ELMHURST – CDM Smith has been welcomed aboard for contract negotiations and discussions with the city of Elmhurst regarding the reconstruction of the downtown Metra station, city staff announced at the Sept. 24 Public Works and Buildings Committee meeting.
Staff followed a qualification-based selection procedure in order to select a professional team to provide architectural design and phase II engineering services with an option of providing phase III design and construction engineering services for the reconstruction and associated site improvements, according to a memo included with the committee agenda.
The city wants to modernize and accommodate increased ridership for the station, which was last updated in the 1980s, according to the request for qualifications issued July 6. The proposal includes a larger inbound structure, a new outbound structure, two warming shelters, better configuration for parking cars and bicycles, and a new ADA-compliant pedestrian underpass west of York Street, the RFQ stated.

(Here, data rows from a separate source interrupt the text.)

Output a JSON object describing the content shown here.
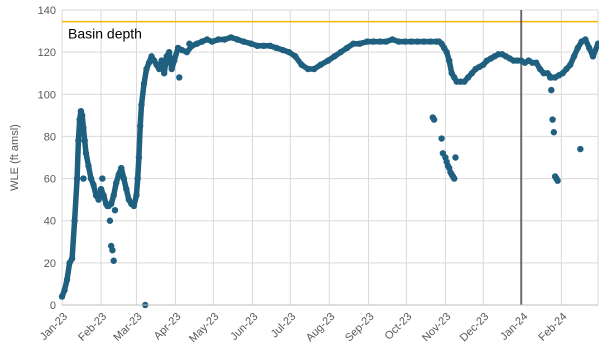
{
  "chart_data": {
    "type": "scatter",
    "ylabel": "WLE (ft amsl)",
    "xlabel": "",
    "ylim": [
      0,
      140
    ],
    "yticks": [
      0,
      20,
      40,
      60,
      80,
      100,
      120,
      140
    ],
    "xlim": [
      "2023-01-01",
      "2024-03-01"
    ],
    "xticks": [
      {
        "date": "2023-01-01",
        "label": "Jan-23"
      },
      {
        "date": "2023-02-01",
        "label": "Feb-23"
      },
      {
        "date": "2023-03-01",
        "label": "Mar-23"
      },
      {
        "date": "2023-04-01",
        "label": "Apr-23"
      },
      {
        "date": "2023-05-01",
        "label": "May-23"
      },
      {
        "date": "2023-06-01",
        "label": "Jun-23"
      },
      {
        "date": "2023-07-01",
        "label": "Jul-23"
      },
      {
        "date": "2023-08-01",
        "label": "Aug-23"
      },
      {
        "date": "2023-09-01",
        "label": "Sep-23"
      },
      {
        "date": "2023-10-01",
        "label": "Oct-23"
      },
      {
        "date": "2023-11-01",
        "label": "Nov-23"
      },
      {
        "date": "2023-12-01",
        "label": "Dec-23"
      },
      {
        "date": "2024-01-01",
        "label": "Jan-24"
      },
      {
        "date": "2024-02-01",
        "label": "Feb-24"
      }
    ],
    "grid": true,
    "colors": {
      "series": "#1f5f7f",
      "basin_depth": "#f5b800",
      "grid": "#d9d9d9",
      "vline": "#000000"
    },
    "reference_line": {
      "label": "Basin depth",
      "y": 134.5
    },
    "vertical_line": {
      "date": "2023-12-31"
    },
    "series": [
      {
        "x": [
          "2023-01-01",
          "2023-01-03",
          "2023-01-05",
          "2023-01-07",
          "2023-01-09",
          "2023-01-11",
          "2023-01-13",
          "2023-01-14",
          "2023-01-15",
          "2023-01-16",
          "2023-01-17",
          "2023-01-18",
          "2023-01-19",
          "2023-01-20",
          "2023-01-22",
          "2023-01-24",
          "2023-01-26",
          "2023-01-28",
          "2023-01-30",
          "2023-02-01",
          "2023-02-03",
          "2023-02-05",
          "2023-02-06",
          "2023-02-07",
          "2023-02-09",
          "2023-02-11",
          "2023-02-13",
          "2023-02-15",
          "2023-02-17",
          "2023-02-19",
          "2023-02-21",
          "2023-02-23",
          "2023-02-25",
          "2023-02-27",
          "2023-03-01",
          "2023-03-02",
          "2023-03-03",
          "2023-03-04",
          "2023-03-05",
          "2023-03-07",
          "2023-03-09",
          "2023-03-11",
          "2023-03-13",
          "2023-03-15",
          "2023-03-17",
          "2023-03-19",
          "2023-03-21",
          "2023-03-23",
          "2023-03-25",
          "2023-03-27",
          "2023-03-29",
          "2023-03-31",
          "2023-04-03",
          "2023-04-06",
          "2023-04-10",
          "2023-04-14",
          "2023-04-18",
          "2023-04-22",
          "2023-04-26",
          "2023-04-30",
          "2023-05-05",
          "2023-05-10",
          "2023-05-15",
          "2023-05-20",
          "2023-05-25",
          "2023-05-31",
          "2023-06-05",
          "2023-06-10",
          "2023-06-15",
          "2023-06-20",
          "2023-06-25",
          "2023-06-30",
          "2023-07-05",
          "2023-07-10",
          "2023-07-15",
          "2023-07-20",
          "2023-07-25",
          "2023-07-31",
          "2023-08-05",
          "2023-08-10",
          "2023-08-15",
          "2023-08-20",
          "2023-08-25",
          "2023-08-31",
          "2023-09-05",
          "2023-09-10",
          "2023-09-15",
          "2023-09-20",
          "2023-09-25",
          "2023-09-30",
          "2023-10-05",
          "2023-10-10",
          "2023-10-15",
          "2023-10-20",
          "2023-10-25",
          "2023-10-27",
          "2023-10-29",
          "2023-10-31",
          "2023-11-02",
          "2023-11-04",
          "2023-11-06",
          "2023-11-08",
          "2023-11-10",
          "2023-11-13",
          "2023-11-16",
          "2023-11-19",
          "2023-11-22",
          "2023-11-25",
          "2023-11-28",
          "2023-12-01",
          "2023-12-04",
          "2023-12-07",
          "2023-12-10",
          "2023-12-13",
          "2023-12-16",
          "2023-12-19",
          "2023-12-22",
          "2023-12-25",
          "2023-12-28",
          "2023-12-31",
          "2024-01-03",
          "2024-01-06",
          "2024-01-09",
          "2024-01-12",
          "2024-01-15",
          "2024-01-18",
          "2024-01-21",
          "2024-01-24",
          "2024-01-27",
          "2024-01-30",
          "2024-02-02",
          "2024-02-05",
          "2024-02-08",
          "2024-02-11",
          "2024-02-14",
          "2024-02-17",
          "2024-02-20",
          "2024-02-23",
          "2024-02-26",
          "2024-03-01"
        ],
        "y": [
          4,
          7,
          12,
          20,
          22,
          40,
          60,
          78,
          88,
          92,
          90,
          84,
          78,
          72,
          66,
          60,
          57,
          52,
          50,
          55,
          52,
          48,
          47,
          47,
          48,
          52,
          58,
          62,
          65,
          60,
          55,
          50,
          48,
          47,
          52,
          60,
          70,
          85,
          95,
          105,
          112,
          115,
          118,
          116,
          114,
          112,
          116,
          110,
          118,
          120,
          112,
          116,
          122,
          121,
          120,
          123,
          124,
          125,
          126,
          125,
          126,
          126,
          127,
          126,
          125,
          124,
          123,
          123,
          123,
          122,
          121,
          120,
          118,
          114,
          112,
          112,
          114,
          116,
          118,
          120,
          122,
          124,
          124,
          125,
          125,
          125,
          125,
          126,
          125,
          125,
          125,
          125,
          125,
          125,
          125,
          125,
          124,
          122,
          120,
          116,
          110,
          108,
          106,
          106,
          106,
          108,
          110,
          112,
          113,
          114,
          116,
          117,
          118,
          119,
          119,
          118,
          117,
          116,
          116,
          116,
          115,
          116,
          115,
          115,
          112,
          110,
          110,
          108,
          108,
          109,
          110,
          112,
          114,
          118,
          122,
          125,
          126,
          122,
          118,
          124
        ],
        "outliers_x": [
          "2023-02-08",
          "2023-02-09",
          "2023-02-10",
          "2023-02-11",
          "2023-02-12",
          "2023-03-08",
          "2023-03-26",
          "2023-04-04",
          "2023-04-12",
          "2023-10-22",
          "2023-10-23",
          "2023-10-29",
          "2023-10-30",
          "2023-11-01",
          "2023-11-02",
          "2023-11-03",
          "2023-11-04",
          "2023-11-05",
          "2023-11-06",
          "2023-11-07",
          "2023-11-08",
          "2023-11-09",
          "2023-01-18",
          "2023-02-02",
          "2024-01-24",
          "2024-01-25",
          "2024-01-26",
          "2024-01-27",
          "2024-01-28",
          "2024-01-29",
          "2024-02-16",
          "2024-01-23"
        ],
        "outliers_y": [
          40,
          28,
          26,
          21,
          45,
          0,
          116,
          108,
          124,
          89,
          88,
          79,
          72,
          70,
          68,
          66,
          65,
          63,
          62,
          61,
          60,
          70,
          60,
          60,
          102,
          88,
          82,
          61,
          60,
          59,
          74,
          108
        ]
      }
    ]
  }
}
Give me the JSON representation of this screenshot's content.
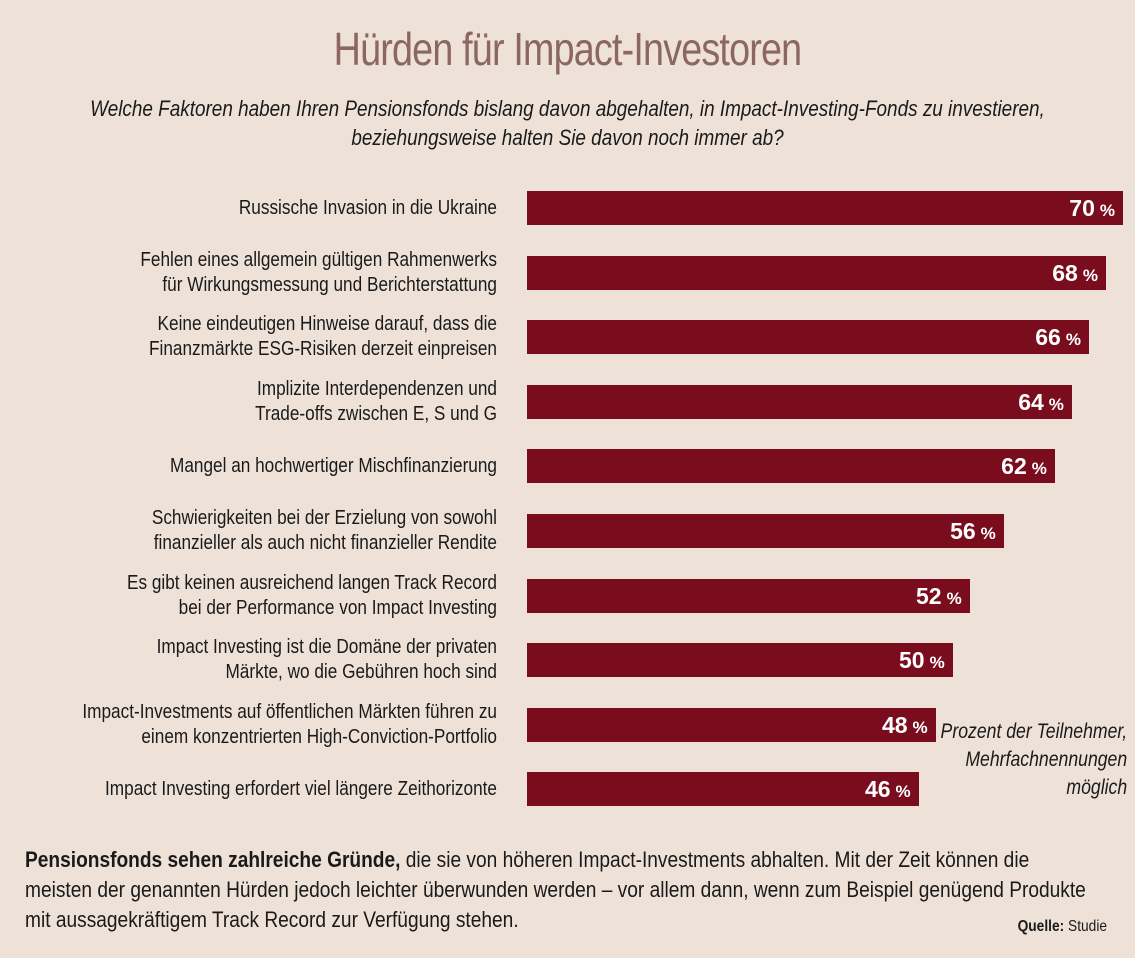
{
  "chart_data": {
    "type": "bar",
    "orientation": "horizontal",
    "title": "Hürden für Impact-Investoren",
    "subtitle": [
      "Welche Faktoren haben Ihren Pensionsfonds bislang davon abgehalten, in Impact-Investing-Fonds zu investieren,",
      "beziehungsweise halten Sie davon noch immer ab?"
    ],
    "categories": [
      [
        "Russische Invasion in die Ukraine"
      ],
      [
        "Fehlen eines allgemein gültigen Rahmenwerks",
        "für Wirkungsmessung und Berichterstattung"
      ],
      [
        "Keine eindeutigen Hinweise darauf, dass die",
        "Finanzmärkte ESG-Risiken derzeit einpreisen"
      ],
      [
        "Implizite Interdependenzen und",
        "Trade-offs zwischen E, S und G"
      ],
      [
        "Mangel an hochwertiger Mischfinanzierung"
      ],
      [
        "Schwierigkeiten bei der Erzielung von sowohl",
        "finanzieller als auch nicht finanzieller Rendite"
      ],
      [
        "Es gibt keinen ausreichend langen Track Record",
        "bei der Performance von Impact Investing"
      ],
      [
        "Impact Investing ist die Domäne der privaten",
        "Märkte, wo die Gebühren hoch sind"
      ],
      [
        "Impact-Investments auf öffentlichen Märkten führen zu",
        "einem konzentrierten High-Conviction-Portfolio"
      ],
      [
        "Impact Investing erfordert viel längere Zeithorizonte"
      ]
    ],
    "values": [
      70,
      68,
      66,
      64,
      62,
      56,
      52,
      50,
      48,
      46
    ],
    "value_unit": "%",
    "xlim": [
      0,
      70
    ],
    "grid": false,
    "bar_color": "#7a0d1d",
    "note": [
      "Prozent der Teilnehmer,",
      "Mehrfachnennungen",
      "möglich"
    ]
  },
  "footer": {
    "lead": "Pensionsfonds sehen zahlreiche Gründe,",
    "line1_rest": " die sie von höheren Impact-Investments abhalten. Mit der Zeit können die",
    "line2": "meisten der genannten Hürden jedoch leichter überwunden werden – vor allem dann, wenn zum Beispiel genügend Produkte",
    "line3": "mit aussagekräftigem Track Record zur Verfügung stehen."
  },
  "source": {
    "label": "Quelle:",
    "value": " Studie"
  }
}
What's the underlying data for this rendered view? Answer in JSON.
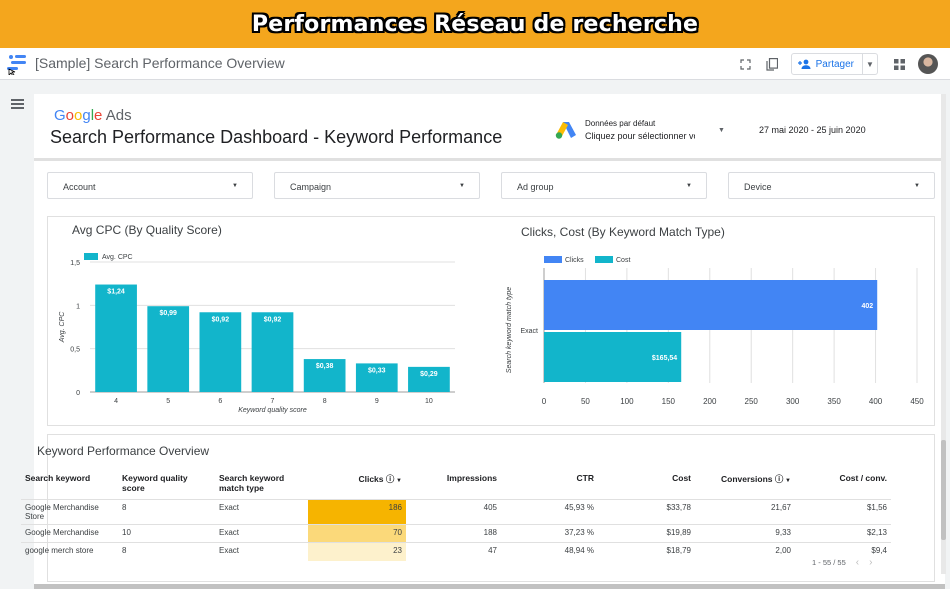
{
  "banner": {
    "title": "Performances Réseau de recherche"
  },
  "appbar": {
    "doc_title": "[Sample] Search Performance Overview",
    "share_label": "Partager"
  },
  "header": {
    "logo_google": "Google",
    "logo_ads": "Ads",
    "title": "Search Performance Dashboard - Keyword Performance",
    "datasource_label": "Données par défaut",
    "datasource_value": "Cliquez pour sélectionner votre",
    "date_range": "27 mai 2020 - 25 juin 2020"
  },
  "filters": [
    {
      "label": "Account"
    },
    {
      "label": "Campaign"
    },
    {
      "label": "Ad group"
    },
    {
      "label": "Device"
    }
  ],
  "colors": {
    "teal": "#12b5cb",
    "blue": "#4285f4",
    "orange": "#f4a61d",
    "heat1": "#f6b400",
    "heat2": "#fbd97a",
    "heat3": "#fdf1cc"
  },
  "chart_data": [
    {
      "type": "bar",
      "title": "Avg CPC (By Quality Score)",
      "xlabel": "Keyword quality score",
      "ylabel": "Avg. CPC",
      "legend": [
        "Avg. CPC"
      ],
      "legend_position": "top-left",
      "categories": [
        "4",
        "5",
        "6",
        "7",
        "8",
        "9",
        "10"
      ],
      "values": [
        1.24,
        0.99,
        0.92,
        0.92,
        0.38,
        0.33,
        0.29
      ],
      "data_labels": [
        "$1,24",
        "$0,99",
        "$0,92",
        "$0,92",
        "$0,38",
        "$0,33",
        "$0,29"
      ],
      "yticks": [
        "0",
        "0,5",
        "1",
        "1,5"
      ],
      "ylim": [
        0,
        1.5
      ],
      "grid": true
    },
    {
      "type": "bar",
      "orientation": "horizontal",
      "title": "Clicks, Cost (By Keyword Match Type)",
      "ylabel": "Search keyword match type",
      "legend": [
        "Clicks",
        "Cost"
      ],
      "legend_position": "top-left",
      "categories": [
        "Exact"
      ],
      "series": [
        {
          "name": "Clicks",
          "values": [
            402
          ],
          "data_labels": [
            "402"
          ]
        },
        {
          "name": "Cost",
          "values": [
            165.54
          ],
          "data_labels": [
            "$165,54"
          ]
        }
      ],
      "xticks": [
        "0",
        "50",
        "100",
        "150",
        "200",
        "250",
        "300",
        "350",
        "400",
        "450"
      ],
      "xlim": [
        0,
        450
      ],
      "grid": true
    }
  ],
  "table": {
    "title": "Keyword Performance Overview",
    "columns": [
      "Search keyword",
      "Keyword quality score",
      "Search keyword match type",
      "Clicks",
      "Impressions",
      "CTR",
      "Cost",
      "Conversions",
      "Cost / conv."
    ],
    "rows": [
      [
        "Google Merchandise Store",
        "8",
        "Exact",
        "186",
        "405",
        "45,93 %",
        "$33,78",
        "21,67",
        "$1,56"
      ],
      [
        "Google Merchandise",
        "10",
        "Exact",
        "70",
        "188",
        "37,23 %",
        "$19,89",
        "9,33",
        "$2,13"
      ],
      [
        "google merch store",
        "8",
        "Exact",
        "23",
        "47",
        "48,94 %",
        "$18,79",
        "2,00",
        "$9,4"
      ]
    ],
    "clicks_values": [
      186,
      70,
      23
    ],
    "pager": "1 - 55 / 55"
  }
}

The CDM Smith team would be asked to gather information from stakeholders for the design of the project, analyze the configuration of nearby traffic flows and prepare studies of impacts on the environment, among other tasks, according to the RFQ.
Assistant Director of Public Works Cori Tiberi said the city plans to present concepts and design elements of phase I to commuters, residents and downtown businesses within the next three to six months and ask for more input from the groups to narrow down a specific design.
"They are highly qualified, very experienced. They have a wealth of knowledge," Tiberi said about the CDM Smith team. "They have a lot of depth within their design team to be able to cover all of the different aspects of the project, so I am very comfortable with them. I think they're going to be able to do a great job for the city."
The team has worked with 160 Metra architectural and engineering projects, according to a document it included with its presentation.
"They submitted a very robust statement of qualifications, and they did the same thing during their interview," Tiberi said. "They came in super prepared, able to answer all of the questions, address all the major points of the project from staging to tunnel design."
She said the next step is starting negotiations for phase II, which will happen within roughly the next month. City staff would then return to the committee with the proposed contract, which the committee could approve and send to the Elmhurst City Council.
If contract terms cannot be reached, the firm ranked second, TranSystems, would be invited in for contract negotiations, according to correspondence the city sent to the four firms it interviewed Sept. 6 regarding the project.
Funding for the project has been secured through several grants, including a $10 million Congestion Mitigation and Air Quality grant, a $2.4 million Transportation Congestion Mitigation grant, a $2 million Illinois Commerce Commission grant and $2 million from Metra, according to the RFQ.
The city also has applied for a grant from the Regional Transportation Authority, and it plans to apply again for a shared fund grant from the Chicago Metropolitan Agency for Planning, Tiberi said.
She said the city should find out by the end of the year whether it received RTA funding.
The design should be completed by the end of 2019, with construction beginning in spring 2020 and the project completed by winter 2021, the RFQ stated.
"It's just a great project," Tiberi said. "It's going to be such a unique opportunity for the downtown and for Elmhurst because it's such a key location for everyone, from commuters that travel to and from work, for people passing through, for the businesses that have that new structure there and potentially more commuters coming in to use the station."